Tree rearrangement

From Wikipedia, the free encyclopedia

Tree rearrangements are used in heuristic algorithms devoted to searching for an optimal tree structure. They can be applied to any set of data that are naturally arranged into a tree, but have most applications in computational phylogenetics, especially in maximum parsimony and maximum likelihood searches of phylogenetic trees, which seek to identify one among many possible trees that best explains the evolutionary history of a particular gene or species.

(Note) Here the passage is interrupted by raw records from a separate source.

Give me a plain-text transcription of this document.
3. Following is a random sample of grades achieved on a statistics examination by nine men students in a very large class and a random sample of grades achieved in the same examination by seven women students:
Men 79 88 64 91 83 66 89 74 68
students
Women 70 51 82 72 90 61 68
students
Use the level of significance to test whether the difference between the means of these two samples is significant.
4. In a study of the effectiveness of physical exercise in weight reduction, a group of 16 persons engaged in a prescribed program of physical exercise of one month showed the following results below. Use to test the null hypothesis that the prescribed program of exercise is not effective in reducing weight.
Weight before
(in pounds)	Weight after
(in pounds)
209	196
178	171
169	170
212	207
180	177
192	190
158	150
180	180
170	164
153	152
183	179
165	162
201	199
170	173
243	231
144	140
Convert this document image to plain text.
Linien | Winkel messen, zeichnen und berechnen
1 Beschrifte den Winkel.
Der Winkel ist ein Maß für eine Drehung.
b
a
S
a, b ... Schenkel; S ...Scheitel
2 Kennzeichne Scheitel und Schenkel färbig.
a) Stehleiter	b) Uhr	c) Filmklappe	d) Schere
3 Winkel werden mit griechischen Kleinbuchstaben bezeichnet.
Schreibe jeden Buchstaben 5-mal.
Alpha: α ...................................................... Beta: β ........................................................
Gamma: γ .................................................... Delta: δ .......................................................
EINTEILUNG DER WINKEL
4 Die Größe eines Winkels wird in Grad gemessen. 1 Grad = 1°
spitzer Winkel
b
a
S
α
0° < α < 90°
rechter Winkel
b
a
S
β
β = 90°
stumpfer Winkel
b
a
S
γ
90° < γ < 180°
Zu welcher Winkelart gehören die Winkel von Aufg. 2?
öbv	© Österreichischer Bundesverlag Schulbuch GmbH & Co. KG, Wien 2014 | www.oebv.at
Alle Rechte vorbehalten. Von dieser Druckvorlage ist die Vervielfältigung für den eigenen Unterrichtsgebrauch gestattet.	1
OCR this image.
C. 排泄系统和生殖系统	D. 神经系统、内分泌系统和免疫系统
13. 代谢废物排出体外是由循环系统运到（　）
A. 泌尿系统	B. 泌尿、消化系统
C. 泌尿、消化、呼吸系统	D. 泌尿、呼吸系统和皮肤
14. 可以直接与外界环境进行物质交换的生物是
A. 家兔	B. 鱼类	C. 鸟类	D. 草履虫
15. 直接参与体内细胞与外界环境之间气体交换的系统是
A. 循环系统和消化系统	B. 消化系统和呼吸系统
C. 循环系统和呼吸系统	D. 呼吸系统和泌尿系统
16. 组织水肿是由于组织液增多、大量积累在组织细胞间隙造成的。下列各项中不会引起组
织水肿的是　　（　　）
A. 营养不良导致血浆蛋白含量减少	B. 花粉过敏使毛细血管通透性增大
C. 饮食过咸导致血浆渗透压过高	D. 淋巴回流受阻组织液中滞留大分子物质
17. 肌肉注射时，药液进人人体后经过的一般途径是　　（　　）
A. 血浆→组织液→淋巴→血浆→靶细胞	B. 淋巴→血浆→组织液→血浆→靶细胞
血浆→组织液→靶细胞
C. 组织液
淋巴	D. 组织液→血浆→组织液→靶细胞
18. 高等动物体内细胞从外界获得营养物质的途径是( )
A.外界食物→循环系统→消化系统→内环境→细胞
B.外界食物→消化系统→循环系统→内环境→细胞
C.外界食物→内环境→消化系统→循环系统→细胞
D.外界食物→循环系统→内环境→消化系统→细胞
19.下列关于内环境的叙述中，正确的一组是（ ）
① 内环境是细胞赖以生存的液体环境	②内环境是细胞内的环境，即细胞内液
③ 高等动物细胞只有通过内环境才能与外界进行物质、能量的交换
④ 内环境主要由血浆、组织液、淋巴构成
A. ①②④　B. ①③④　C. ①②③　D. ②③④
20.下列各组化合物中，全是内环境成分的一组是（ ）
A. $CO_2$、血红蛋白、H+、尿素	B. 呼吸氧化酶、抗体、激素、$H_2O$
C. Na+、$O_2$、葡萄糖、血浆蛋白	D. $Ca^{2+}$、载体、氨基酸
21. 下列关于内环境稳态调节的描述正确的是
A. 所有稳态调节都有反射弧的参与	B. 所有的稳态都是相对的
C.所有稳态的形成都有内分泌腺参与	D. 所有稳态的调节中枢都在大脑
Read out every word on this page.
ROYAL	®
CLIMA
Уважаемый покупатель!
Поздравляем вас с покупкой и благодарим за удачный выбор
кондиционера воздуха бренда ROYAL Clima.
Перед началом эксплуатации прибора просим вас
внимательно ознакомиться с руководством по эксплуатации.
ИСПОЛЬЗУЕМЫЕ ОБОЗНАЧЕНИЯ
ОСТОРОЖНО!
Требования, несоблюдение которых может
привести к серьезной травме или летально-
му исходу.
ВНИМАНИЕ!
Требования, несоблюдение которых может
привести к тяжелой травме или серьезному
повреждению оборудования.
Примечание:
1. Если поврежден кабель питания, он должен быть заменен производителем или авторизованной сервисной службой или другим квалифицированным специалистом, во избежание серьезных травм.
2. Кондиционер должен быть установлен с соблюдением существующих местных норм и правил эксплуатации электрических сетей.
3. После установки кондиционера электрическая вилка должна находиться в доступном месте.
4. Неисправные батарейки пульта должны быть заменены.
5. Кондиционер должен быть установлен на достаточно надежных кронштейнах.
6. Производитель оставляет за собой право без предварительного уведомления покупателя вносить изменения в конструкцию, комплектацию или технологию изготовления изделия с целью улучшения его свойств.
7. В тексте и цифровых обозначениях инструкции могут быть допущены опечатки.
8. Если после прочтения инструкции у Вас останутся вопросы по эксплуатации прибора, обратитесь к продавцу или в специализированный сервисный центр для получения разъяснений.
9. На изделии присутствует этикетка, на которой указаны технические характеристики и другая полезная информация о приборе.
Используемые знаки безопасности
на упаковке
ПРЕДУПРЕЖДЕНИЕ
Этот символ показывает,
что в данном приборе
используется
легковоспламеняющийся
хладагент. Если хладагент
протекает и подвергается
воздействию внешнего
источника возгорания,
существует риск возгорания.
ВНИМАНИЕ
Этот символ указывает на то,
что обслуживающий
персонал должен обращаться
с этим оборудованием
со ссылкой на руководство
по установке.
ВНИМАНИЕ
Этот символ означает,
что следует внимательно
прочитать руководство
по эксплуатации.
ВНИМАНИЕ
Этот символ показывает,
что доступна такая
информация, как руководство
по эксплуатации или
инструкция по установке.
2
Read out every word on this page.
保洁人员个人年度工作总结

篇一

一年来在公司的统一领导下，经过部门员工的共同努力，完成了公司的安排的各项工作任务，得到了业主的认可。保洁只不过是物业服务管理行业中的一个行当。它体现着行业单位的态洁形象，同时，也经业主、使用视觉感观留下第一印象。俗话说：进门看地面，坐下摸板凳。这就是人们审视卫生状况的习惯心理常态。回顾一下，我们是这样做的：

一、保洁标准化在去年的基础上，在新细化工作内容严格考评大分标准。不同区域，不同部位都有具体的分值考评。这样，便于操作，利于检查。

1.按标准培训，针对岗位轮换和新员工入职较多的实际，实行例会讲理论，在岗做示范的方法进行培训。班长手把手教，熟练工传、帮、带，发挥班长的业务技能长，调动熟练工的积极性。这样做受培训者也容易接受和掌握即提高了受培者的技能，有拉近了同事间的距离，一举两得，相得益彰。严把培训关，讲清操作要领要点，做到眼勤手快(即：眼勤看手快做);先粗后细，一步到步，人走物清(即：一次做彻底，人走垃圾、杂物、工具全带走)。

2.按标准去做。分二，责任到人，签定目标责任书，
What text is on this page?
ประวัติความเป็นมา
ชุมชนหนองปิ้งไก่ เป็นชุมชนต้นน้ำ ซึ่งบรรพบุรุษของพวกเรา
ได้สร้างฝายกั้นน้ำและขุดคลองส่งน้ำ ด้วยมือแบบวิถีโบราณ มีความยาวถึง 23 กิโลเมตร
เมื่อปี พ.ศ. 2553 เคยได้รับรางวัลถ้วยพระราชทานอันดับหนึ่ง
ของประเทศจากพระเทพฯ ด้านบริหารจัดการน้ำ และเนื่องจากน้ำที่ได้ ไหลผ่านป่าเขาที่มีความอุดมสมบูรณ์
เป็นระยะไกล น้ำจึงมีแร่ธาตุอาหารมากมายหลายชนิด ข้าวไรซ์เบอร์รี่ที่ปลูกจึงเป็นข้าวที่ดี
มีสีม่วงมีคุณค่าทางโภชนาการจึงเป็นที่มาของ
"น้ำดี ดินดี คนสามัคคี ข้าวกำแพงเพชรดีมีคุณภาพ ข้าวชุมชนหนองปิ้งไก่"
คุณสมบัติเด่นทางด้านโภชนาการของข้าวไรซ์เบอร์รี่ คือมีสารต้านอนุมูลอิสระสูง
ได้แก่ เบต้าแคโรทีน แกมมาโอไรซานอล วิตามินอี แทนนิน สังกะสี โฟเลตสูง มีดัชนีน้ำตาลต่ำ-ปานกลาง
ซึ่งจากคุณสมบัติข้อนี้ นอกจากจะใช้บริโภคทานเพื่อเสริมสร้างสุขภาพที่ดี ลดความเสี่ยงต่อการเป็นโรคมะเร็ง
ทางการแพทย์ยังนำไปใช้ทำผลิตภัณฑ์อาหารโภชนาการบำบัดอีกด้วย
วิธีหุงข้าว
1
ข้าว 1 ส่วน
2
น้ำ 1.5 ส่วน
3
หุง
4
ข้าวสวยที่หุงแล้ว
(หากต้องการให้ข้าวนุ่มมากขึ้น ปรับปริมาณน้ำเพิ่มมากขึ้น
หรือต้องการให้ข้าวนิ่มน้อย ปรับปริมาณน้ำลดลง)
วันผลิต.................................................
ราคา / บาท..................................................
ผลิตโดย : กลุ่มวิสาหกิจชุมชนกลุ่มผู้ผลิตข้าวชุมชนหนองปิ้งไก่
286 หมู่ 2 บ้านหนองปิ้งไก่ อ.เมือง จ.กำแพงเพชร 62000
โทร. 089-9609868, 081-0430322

[edit] Basic tree rearrangements

The simplest tree-rearrangement, known as nearest-neighbor interchange, exchanges the connectivity of four subtrees within the main tree. Because there are three possible ways of connecting four subtrees,^[1] and one is the original connectivity, each interchange creates two new trees. Exhaustively searching the possible nearest-neighbors for each possible set of subtrees is the slowest but most optimizing way of performing this search. An alternative, more wide-ranging search, subtree pruning and regrafting (SPR), selects and removes a subtree from the main tree and reinserts it elsewhere on the main tree to create a new node. Finally, tree bisection and reconnection (TBR) detaches a subtree from the main tree at an interior node and then attempts all possible connections between branches of the two trees thus created. The increasing complexity of the tree rearrangement technique correlates with increasing computational time required for the search, although not necessarily with their performance.^[2]

[edit] Tree fusion

The simplest type of tree fusion begins with two trees already identified as near-optimal; thus, they most likely have the majority of their nodes correct but may fail to resolve individual tree "leaves" properly; for example, the separation ((A,B),(C,D)) at a branch tip versus ((A,C),(B,D)) may be unresolved.^[1] Tree fusion swaps these two solutions between two otherwise near-optimal trees. Variants of the method use standard genetic algorithms with a defined objective function to swap high-scoring subtrees into main trees that are high-scoring overall.^[3]

[edit] References

^ ^a ^b Felsenstein J. (2004). Inferring Phylogenies Sinauer Associates: Sunderland, MA.
^ Takahashi K, Nei M. (2000). Efficiencies of fast algorithms of phylogenetic inference under the criteria of maximum parsimony, minimum evolution, and maximum likelihood when a large number of sequences are used. Mol Biol Evol 17(8):1251-8.
^ Matsuda H. (1996). Protein phylogenetic inference using maximum likelihood with a genetic algorithm. Pacific Symposium on Biocomputing 1996, pp512-23.